Le déluge

Aux Arcs, les soirs d’été, on flâne sur la place. Les jeunes, assis nonchalants sur les marches du kiosque et les chibanis, installés sur les bancs devant la mairie, goûtent la douceur des interminables crépuscules.
Sous les arbres, les bars disposent les tables et les chaises et on sirote un dernier verre pendant que les enfants tournent à vélo ou en patins à roulettes.
Rires et éclats de discussion. Cris joyeux des bambins.
Et chacun savoure ce moment de paix, quand la chaleur de l’été provençal devient tiédeur parfumée.

C’est ainsi que ne nous avons découvert le village, il y a juste un an, et que nous avons décidé, pour quelques temps,  d’y poser nos valises.

Mais soudain, le 15 juin, cette indolente sérénité a été  engloutie par des flots d’eau boueuse.

Le Réale est un ruisseau qui durant des années a gentiment traversé le village, entrant sous un pont avant de s’enterrer pour couler sous la place, le parking et l’amphithéâtre  et retrouver l’air libre dans un jardin, loin après toutes les constructions.

Le 15 juin, gonflé par une absurde quantité de pluie, le ruisseau est devenu un torrent déchaîné, emportant tout sur son passage, terre, pierres, branches, arbres. Et il a tout cassé. D’abord le pont, la rue et quatre maisons, éventrées, explosées. Entrainant les meubles et les objets dans un tourbillon dément.

Puis il a brisé l’asphalte de la place, creusant un énorme trou. Une plaie béante. Il a projeté les voitures dans les murs, les vitrines, les arbres ou les unes dans les autres. Elles se sont entassées, encastrées. D’autres ont été précipitées dans le vide.
Il a dévalé la rue principale, submergeant les commerces.
« J’étais assise là, explique Marie-France, devant mon ordinateur et puis j’ai vu l’eau rentrer dans mon agence. Je me suis levée, j’avais de l’eau aux chevilles, puis aux cuisses, à la taille. Je ne croyais pas ce que je voyais. Je suis sortie de l’agence à la nage. Je m’agrippais partout. Je suis montée au premier étage de la maison à côté. »
Elle raconte la peur, l’incompréhension. L’attente.

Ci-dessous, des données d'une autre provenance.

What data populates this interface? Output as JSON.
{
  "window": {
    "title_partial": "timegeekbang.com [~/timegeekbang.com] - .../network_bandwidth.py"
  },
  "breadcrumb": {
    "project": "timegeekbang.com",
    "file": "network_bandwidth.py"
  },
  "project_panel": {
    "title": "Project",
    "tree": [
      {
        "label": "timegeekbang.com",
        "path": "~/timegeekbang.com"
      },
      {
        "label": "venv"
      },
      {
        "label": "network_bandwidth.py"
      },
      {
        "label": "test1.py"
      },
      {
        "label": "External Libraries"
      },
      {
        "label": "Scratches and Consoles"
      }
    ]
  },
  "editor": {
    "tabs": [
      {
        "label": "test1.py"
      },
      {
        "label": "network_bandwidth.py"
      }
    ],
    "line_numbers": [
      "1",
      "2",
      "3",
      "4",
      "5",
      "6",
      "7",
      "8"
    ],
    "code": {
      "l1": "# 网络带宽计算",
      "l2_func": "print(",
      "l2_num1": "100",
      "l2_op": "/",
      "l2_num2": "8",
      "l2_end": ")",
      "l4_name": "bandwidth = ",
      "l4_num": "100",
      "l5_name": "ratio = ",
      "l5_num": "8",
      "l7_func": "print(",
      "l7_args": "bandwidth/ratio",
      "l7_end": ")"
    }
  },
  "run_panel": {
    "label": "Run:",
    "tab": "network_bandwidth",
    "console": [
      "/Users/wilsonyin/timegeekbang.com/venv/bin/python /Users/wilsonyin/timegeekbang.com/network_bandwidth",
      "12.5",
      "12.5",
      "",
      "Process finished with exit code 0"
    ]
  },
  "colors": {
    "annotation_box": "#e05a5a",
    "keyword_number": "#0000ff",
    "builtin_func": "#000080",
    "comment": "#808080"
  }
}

Puis l’eau est partie. Elle a laissé la boue. Partout.

Une catastrophe pour le village. Autant sociale qu’économique. Ici, on avait son boucher, son boulanger, sa coiffeuse. Et même la maison de la presse. Les gens se connaissent, se saluent, se parlent et ils en sont contents. Ça se voit.

Alors un énorme élan de solidarité a réuni les habitants. En deux semaines le village a été entièrement nettoyé, chacun aidant l’autre. Tous en sont heureux et fiers. Parfois même ils s’en étonnent.

Mais, aujourd’hui, malgré cet immense travail, seuls quelques commerces ont rouvert. Pour les autres il faudra, peut-être longtemps, attendre les décisions des assurances et les remboursements. Puis reconstruire. Boucher les fissures, parfois béantes, qui lacèrent les murs. Arracher les tentures moisies. Couvrir les murs de couleurs neuves et lisses.
Maintenant que l’urgence est passée, les Arcois, épuisés par les énormes efforts qu’ils ont accomplis, sont fatigués. Beaucoup sont inoccupés aussi. Plus de boutique, plus de maison, plus de travail, plus de voiture, plus rien.
Et la douleur d’avoir tout perdu, profitant de la fatigue et de la chaleur, ressurgit soudain, comme une vague de larmes.

Sur la place les bars ont rouvert mais à côté du kiosque, la béance, énorme, presque indécente, rappelle sans cesse ce terrible après-midi de juin, quand le déluge s’est abattu sur la ville.